Thursday April 13th 2023, 7.30pm, The Cellar
Rising Scottish singer/songwriter Callum Beattie has had a whirlwind career. His debut album ‘People Like Us’ was an astonishing breakout success on its release, hitting the top spot on the Scottish Album Charts, #7 in The Official UK Album Sales Chart and listed as BBC Radio 2’s ‘Album Of The Week.’ He has had seven BBC Radio 2 playlist singles under his belt, including ‘Salamander Street,’ which landed on BBC Radio 2 B-List for four consecutive weeks with over 13,000 radio plays.
Callum has also built huge radio support across Scotland, including an incredible 6 months play listed on Bauer’s Hits Radio Scotland network for his single ‘Salamander Street,’ which due to its popularity with listeners continues to receive plays. He has seen recent singles championed by BBC Radio Scotland and at wider radio has achieved adds on the likes of BBC Local Network, Bauer’s Wave 105 & Downtown Radio, Nation Broadcasting, Virgin Radio Chilled, Q Radio network, Time 1075, ‘The Beat’ (BBC Nottingham) and Amazing Radio to name a few.
There has been no slowing down for Callum, he recently supported Amy Macdonald on her UK tour, including a show at London’s iconic Roundhouse, and won the prestigious ‘Scottish Artist of the Year’ Award at the Bauer Forth FM Awards 2022. Callum also prides himself on his ongoing charity work, using his music to help raise vital funds to support children and young people with life-shortening conditions, as well supporting charities for the homeless.
Now Callum is back with the next chapter in his music career, releasing his highly anticipated second studio album ‘Vandals.’ The album goes right back to his roots, a selection of songs penned about Scotland, working class life, and coming of age. “I grew up in a post Thatcher Britain, in a fairly rough part of Scotland, raised by my dad, and experienced the poverty and roughness of those times first hand,” says Callum. “Culturally, it was a very specific period in history, where you could almost feel the class divide on the local streets, and this album is a representative of that period in our culture. I feel strongly that we are moving towards a culturally similar period in history, where the very deepest and the most important depths of human emotions are being neglected in favour of capitalism, growth and big business.”
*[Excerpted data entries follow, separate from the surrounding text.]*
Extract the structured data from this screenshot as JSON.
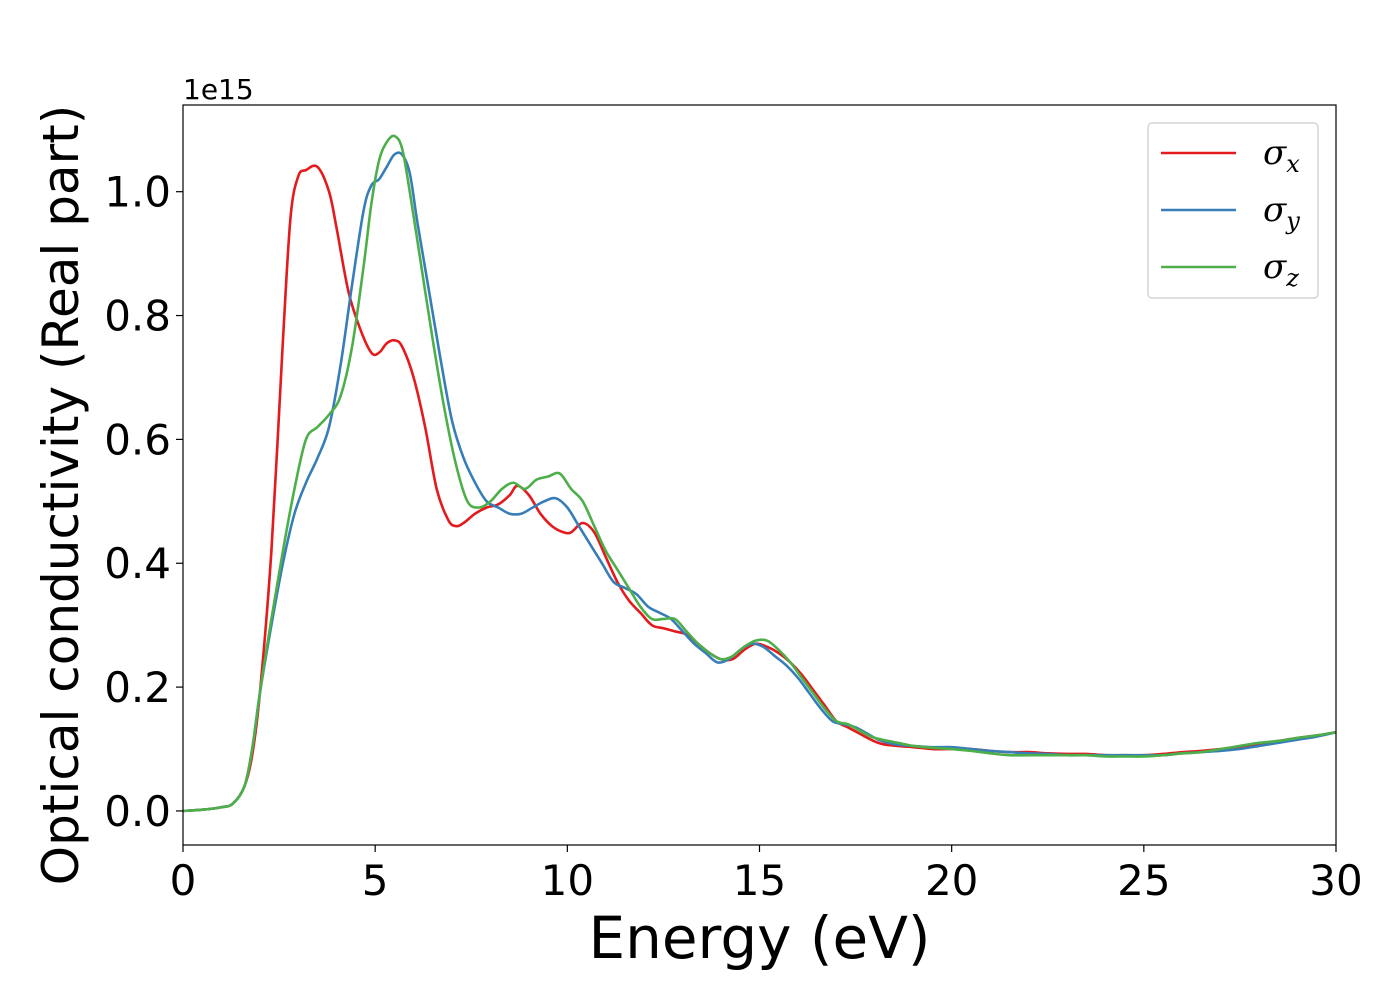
{
  "chart_data": {
    "type": "line",
    "title": "",
    "xlabel": "Energy (eV)",
    "ylabel": "Optical conductivity (Real part)",
    "y_offset_text": "1e15",
    "xlim": [
      0,
      30
    ],
    "ylim": [
      -0.055,
      1.14
    ],
    "x_ticks": [
      0,
      5,
      10,
      15,
      20,
      25,
      30
    ],
    "x_tick_labels": [
      "0",
      "5",
      "10",
      "15",
      "20",
      "25",
      "30"
    ],
    "y_ticks": [
      0.0,
      0.2,
      0.4,
      0.6,
      0.8,
      1.0
    ],
    "y_tick_labels": [
      "0.0",
      "0.2",
      "0.4",
      "0.6",
      "0.8",
      "1.0"
    ],
    "grid": false,
    "legend_position": "top-right",
    "series": [
      {
        "name": "σx",
        "legend_base": "σ",
        "legend_sub": "x",
        "color": "#e41a1c",
        "x": [
          0,
          0.5,
          1.0,
          1.3,
          1.6,
          1.8,
          2.0,
          2.3,
          2.6,
          2.8,
          3.0,
          3.2,
          3.5,
          3.8,
          4.0,
          4.3,
          4.6,
          4.9,
          5.1,
          5.3,
          5.5,
          5.7,
          6.0,
          6.3,
          6.6,
          6.9,
          7.1,
          7.3,
          7.6,
          7.9,
          8.2,
          8.5,
          8.7,
          9.0,
          9.3,
          9.6,
          9.9,
          10.1,
          10.4,
          10.7,
          11.0,
          11.3,
          11.6,
          11.9,
          12.2,
          12.5,
          12.8,
          13.1,
          13.4,
          13.7,
          14.0,
          14.3,
          14.6,
          14.9,
          15.2,
          15.5,
          15.8,
          16.1,
          16.4,
          16.7,
          17.0,
          17.3,
          17.6,
          17.9,
          18.2,
          18.6,
          19.0,
          19.5,
          20.0,
          20.5,
          21.0,
          21.5,
          22.0,
          22.5,
          23.0,
          23.5,
          24.0,
          24.5,
          25.0,
          25.5,
          26.0,
          26.5,
          27.0,
          27.5,
          28.0,
          28.5,
          29.0,
          29.5,
          30.0
        ],
        "values": [
          0.0,
          0.002,
          0.006,
          0.012,
          0.04,
          0.09,
          0.19,
          0.42,
          0.76,
          0.96,
          1.025,
          1.035,
          1.04,
          1.0,
          0.94,
          0.84,
          0.78,
          0.74,
          0.74,
          0.755,
          0.76,
          0.75,
          0.7,
          0.62,
          0.52,
          0.47,
          0.46,
          0.465,
          0.48,
          0.49,
          0.495,
          0.51,
          0.525,
          0.51,
          0.48,
          0.46,
          0.45,
          0.45,
          0.465,
          0.45,
          0.41,
          0.37,
          0.34,
          0.32,
          0.3,
          0.295,
          0.29,
          0.285,
          0.27,
          0.255,
          0.245,
          0.245,
          0.26,
          0.27,
          0.265,
          0.255,
          0.24,
          0.22,
          0.195,
          0.17,
          0.145,
          0.135,
          0.125,
          0.115,
          0.108,
          0.105,
          0.103,
          0.1,
          0.1,
          0.1,
          0.097,
          0.095,
          0.095,
          0.093,
          0.092,
          0.092,
          0.09,
          0.09,
          0.09,
          0.092,
          0.095,
          0.097,
          0.1,
          0.103,
          0.108,
          0.113,
          0.118,
          0.122,
          0.127
        ]
      },
      {
        "name": "σy",
        "legend_base": "σ",
        "legend_sub": "y",
        "color": "#377eb8",
        "x": [
          0,
          0.5,
          1.0,
          1.3,
          1.6,
          1.8,
          2.0,
          2.3,
          2.6,
          2.9,
          3.2,
          3.5,
          3.8,
          4.1,
          4.4,
          4.7,
          4.9,
          5.1,
          5.3,
          5.5,
          5.7,
          5.9,
          6.1,
          6.4,
          6.7,
          7.0,
          7.3,
          7.6,
          7.9,
          8.2,
          8.5,
          8.8,
          9.1,
          9.4,
          9.7,
          10.0,
          10.3,
          10.6,
          10.9,
          11.2,
          11.5,
          11.8,
          12.1,
          12.4,
          12.7,
          13.0,
          13.3,
          13.6,
          13.9,
          14.2,
          14.5,
          14.8,
          15.1,
          15.4,
          15.7,
          16.0,
          16.3,
          16.6,
          16.9,
          17.2,
          17.5,
          17.8,
          18.1,
          18.5,
          19.0,
          19.5,
          20.0,
          20.5,
          21.0,
          21.5,
          22.0,
          22.5,
          23.0,
          23.5,
          24.0,
          24.5,
          25.0,
          25.5,
          26.0,
          26.5,
          27.0,
          27.5,
          28.0,
          28.5,
          29.0,
          29.5,
          30.0
        ],
        "values": [
          0.0,
          0.002,
          0.006,
          0.012,
          0.04,
          0.1,
          0.19,
          0.3,
          0.4,
          0.48,
          0.53,
          0.57,
          0.62,
          0.72,
          0.85,
          0.97,
          1.01,
          1.02,
          1.04,
          1.06,
          1.06,
          1.03,
          0.95,
          0.84,
          0.73,
          0.63,
          0.57,
          0.53,
          0.5,
          0.49,
          0.48,
          0.48,
          0.49,
          0.5,
          0.505,
          0.49,
          0.46,
          0.43,
          0.4,
          0.37,
          0.36,
          0.35,
          0.33,
          0.32,
          0.31,
          0.29,
          0.27,
          0.255,
          0.24,
          0.245,
          0.26,
          0.27,
          0.265,
          0.25,
          0.235,
          0.215,
          0.19,
          0.165,
          0.145,
          0.14,
          0.135,
          0.125,
          0.115,
          0.108,
          0.105,
          0.103,
          0.103,
          0.1,
          0.097,
          0.095,
          0.093,
          0.092,
          0.09,
          0.09,
          0.09,
          0.09,
          0.09,
          0.09,
          0.093,
          0.095,
          0.097,
          0.1,
          0.105,
          0.11,
          0.115,
          0.12,
          0.127
        ]
      },
      {
        "name": "σz",
        "legend_base": "σ",
        "legend_sub": "z",
        "color": "#4daf4a",
        "x": [
          0,
          0.5,
          1.0,
          1.3,
          1.6,
          1.8,
          2.0,
          2.3,
          2.6,
          2.9,
          3.2,
          3.5,
          3.8,
          4.1,
          4.4,
          4.7,
          4.9,
          5.1,
          5.3,
          5.5,
          5.7,
          5.9,
          6.2,
          6.5,
          6.8,
          7.1,
          7.4,
          7.7,
          8.0,
          8.3,
          8.6,
          8.9,
          9.2,
          9.5,
          9.8,
          10.1,
          10.4,
          10.7,
          11.0,
          11.3,
          11.6,
          11.9,
          12.2,
          12.5,
          12.8,
          13.1,
          13.4,
          13.7,
          14.0,
          14.3,
          14.6,
          14.9,
          15.2,
          15.5,
          15.8,
          16.1,
          16.4,
          16.7,
          17.0,
          17.3,
          17.6,
          17.9,
          18.2,
          18.6,
          19.0,
          19.5,
          20.0,
          20.5,
          21.0,
          21.5,
          22.0,
          22.5,
          23.0,
          23.5,
          24.0,
          24.5,
          25.0,
          25.5,
          26.0,
          26.5,
          27.0,
          27.5,
          28.0,
          28.5,
          29.0,
          29.5,
          30.0
        ],
        "values": [
          0.0,
          0.002,
          0.006,
          0.012,
          0.04,
          0.1,
          0.19,
          0.31,
          0.42,
          0.52,
          0.6,
          0.62,
          0.64,
          0.67,
          0.75,
          0.88,
          0.98,
          1.05,
          1.08,
          1.09,
          1.07,
          1.0,
          0.88,
          0.76,
          0.65,
          0.56,
          0.5,
          0.49,
          0.5,
          0.52,
          0.53,
          0.52,
          0.535,
          0.54,
          0.545,
          0.52,
          0.5,
          0.46,
          0.42,
          0.39,
          0.36,
          0.33,
          0.31,
          0.31,
          0.31,
          0.29,
          0.27,
          0.255,
          0.245,
          0.25,
          0.265,
          0.275,
          0.275,
          0.26,
          0.24,
          0.215,
          0.19,
          0.165,
          0.145,
          0.14,
          0.13,
          0.12,
          0.115,
          0.11,
          0.105,
          0.102,
          0.1,
          0.097,
          0.093,
          0.09,
          0.09,
          0.09,
          0.09,
          0.09,
          0.088,
          0.088,
          0.088,
          0.09,
          0.093,
          0.095,
          0.1,
          0.105,
          0.11,
          0.113,
          0.118,
          0.122,
          0.127
        ]
      }
    ]
  }
}
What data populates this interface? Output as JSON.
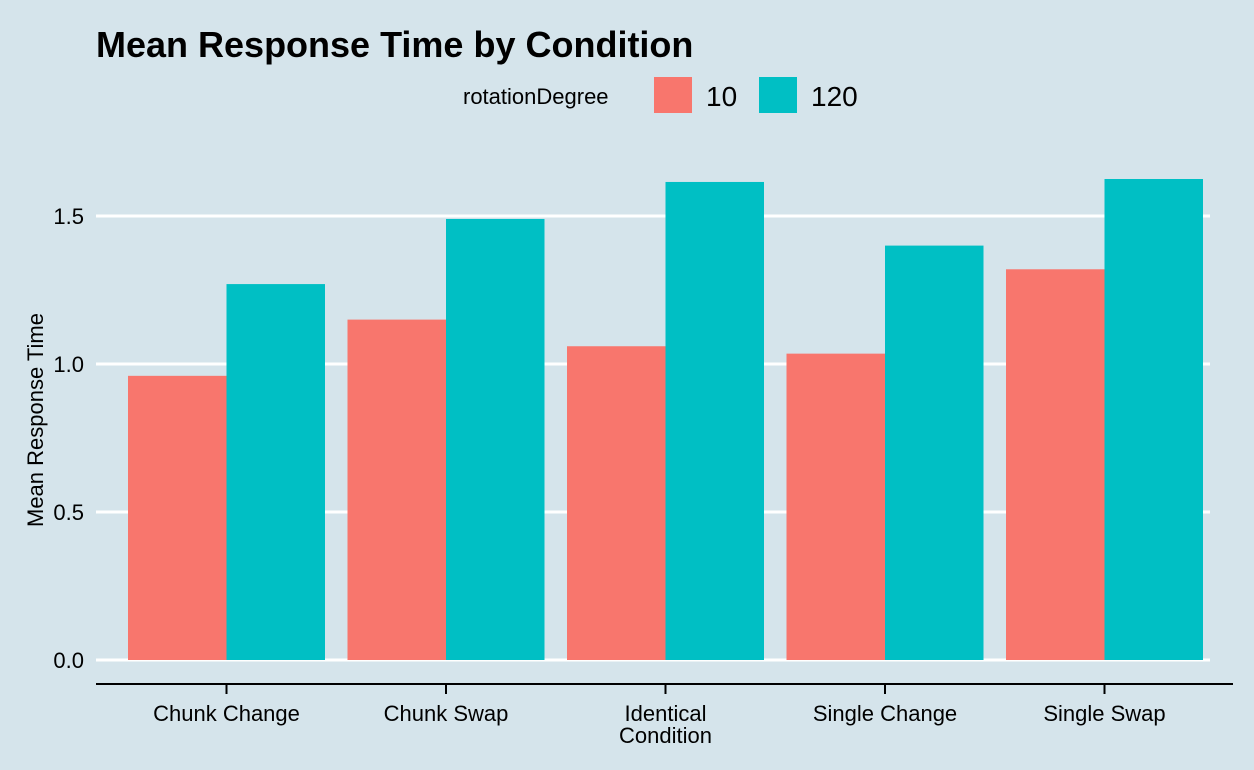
{
  "chart_data": {
    "type": "bar",
    "title": "Mean Response Time by Condition",
    "xlabel": "",
    "ylabel": "Mean Response Time",
    "legend_title": "rotationDegree",
    "legend_position": "top",
    "categories": [
      "Chunk Change",
      "Chunk Swap",
      "Identical Condition",
      "Single Change",
      "Single Swap"
    ],
    "category_lines": [
      [
        "Chunk Change"
      ],
      [
        "Chunk Swap"
      ],
      [
        "Identical",
        "Condition"
      ],
      [
        "Single Change"
      ],
      [
        "Single Swap"
      ]
    ],
    "series": [
      {
        "name": "10",
        "color": "#f8766d",
        "values": [
          0.96,
          1.15,
          1.06,
          1.035,
          1.32
        ]
      },
      {
        "name": "120",
        "color": "#00bfc4",
        "values": [
          1.27,
          1.49,
          1.615,
          1.4,
          1.625
        ]
      }
    ],
    "ylim": [
      0,
      1.7
    ],
    "yticks": [
      0.0,
      0.5,
      1.0,
      1.5
    ],
    "ytick_labels": [
      "0.0",
      "0.5",
      "1.0",
      "1.5"
    ],
    "grid": "horizontal major lines (white)",
    "background": "#d5e4eb"
  }
}
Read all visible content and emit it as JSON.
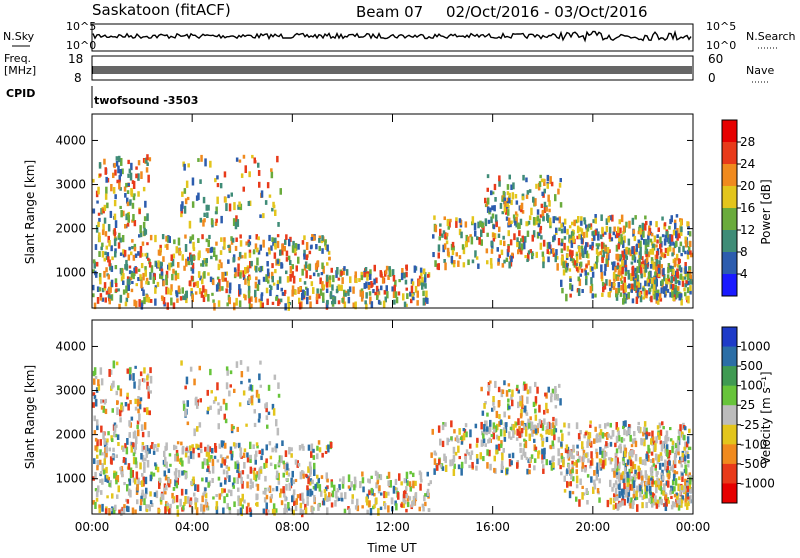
{
  "header": {
    "station": "Saskatoon (fitACF)",
    "beam": "Beam 07",
    "date_range": "02/Oct/2016 - 03/Oct/2016"
  },
  "strip_labels": {
    "nsky": "N.Sky",
    "nsky_ticks": [
      "10^5",
      "10^0"
    ],
    "nsearch": "N.Search",
    "nsearch_ticks": [
      "10^5",
      "10^0"
    ],
    "freq": "Freq.",
    "freq_unit": "[MHz]",
    "freq_ticks": [
      "18",
      "8"
    ],
    "nave": "Nave",
    "nave_ticks": [
      "60",
      "0"
    ],
    "cpid": "CPID",
    "cpid_value": "twofsound -3503"
  },
  "chart_data": [
    {
      "type": "heatmap",
      "name": "power",
      "ylabel": "Slant Range [km]",
      "yticks": [
        "1000",
        "2000",
        "3000",
        "4000"
      ],
      "ylim": [
        200,
        4600
      ],
      "xticks": [
        "00:00",
        "04:00",
        "08:00",
        "12:00",
        "16:00",
        "20:00",
        "00:00"
      ],
      "colorbar": {
        "label": "Power [dB]",
        "ticks": [
          "4",
          "8",
          "12",
          "16",
          "20",
          "24",
          "28"
        ],
        "colors": [
          "#1a1aff",
          "#2c5cae",
          "#3f8c77",
          "#6aab3c",
          "#e3c51c",
          "#f08a1e",
          "#e83a1a",
          "#e60000"
        ]
      }
    },
    {
      "type": "heatmap",
      "name": "velocity",
      "ylabel": "Slant Range [km]",
      "yticks": [
        "1000",
        "2000",
        "3000",
        "4000"
      ],
      "ylim": [
        200,
        4600
      ],
      "xticks": [
        "00:00",
        "04:00",
        "08:00",
        "12:00",
        "16:00",
        "20:00",
        "00:00"
      ],
      "xlabel": "Time UT",
      "colorbar": {
        "label": "Velocity [m s⁻¹]",
        "ticks": [
          "1000",
          "500",
          "100",
          "25",
          "-25",
          "-100",
          "-500",
          "-1000"
        ],
        "colors": [
          "#1e3bc8",
          "#2b6ea6",
          "#3f9a52",
          "#67c43a",
          "#bcbcbc",
          "#e3c51c",
          "#f08a1e",
          "#e83a1a",
          "#e60000"
        ]
      }
    }
  ]
}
Speaking of the making of the album, Callum says “I’ve been listening to a lot of different music when writing these songs, and I suppose what’s really different for me this time, is that I’ve made the record with my live band, whereas my first album was recorded all over the world with various session players.” Worth comparing to peers such as Gerry Cinnamon, there’s also a hint of Frank Turner into his precocious, speaking-truth-to-power sensibility. “It’s nice to be back in Scotland, doing this new album – everything about it is Scottish,” he grins. “Every person who played on it is Scottish. It was recorded in Glasgow, written in Glasgow. It feels more natural now that I’m away from that world.”
The first single off the album, ‘Heart Stops Beating’ is a highly anthemic single, which Callum says is “about how we never stop loving someone, whether they are physically present or not.” He performed the single for the first time on stage at Scotland’s TRNSMT Festival which was well received, with fans given a taste of what’s to come from the new album. “When I write songs, I imagine that people are screaming them back to me at festivals,” Callum says. “I like anthemic music, and I guess this new album is exactly that.”
The artwork from the album also has significant meaning, with Callum explaining “We chose to take a different approach to the artwork and have used an iconic photo by a very iconic photographer called Gavin Watson. Gavin was the inspiration behind Shane Meadows’ ‘This Is England,’ and working with him was a dream come true. I was also fortunate enough for him to come up to Glasgow and shoot all my press shots. I loved working with him, he’s a total creative genius, and I think we are perfectly matched in terms of his imagery and the music.”
Callum Beattie’s route is paved with empathy, a working class voice speaking with profound honesty. “You have to have emotion,” he says. “That’s what music is – it’s about making somebody feel better about their life. And it’s also storytelling. They’re all stories, every song.”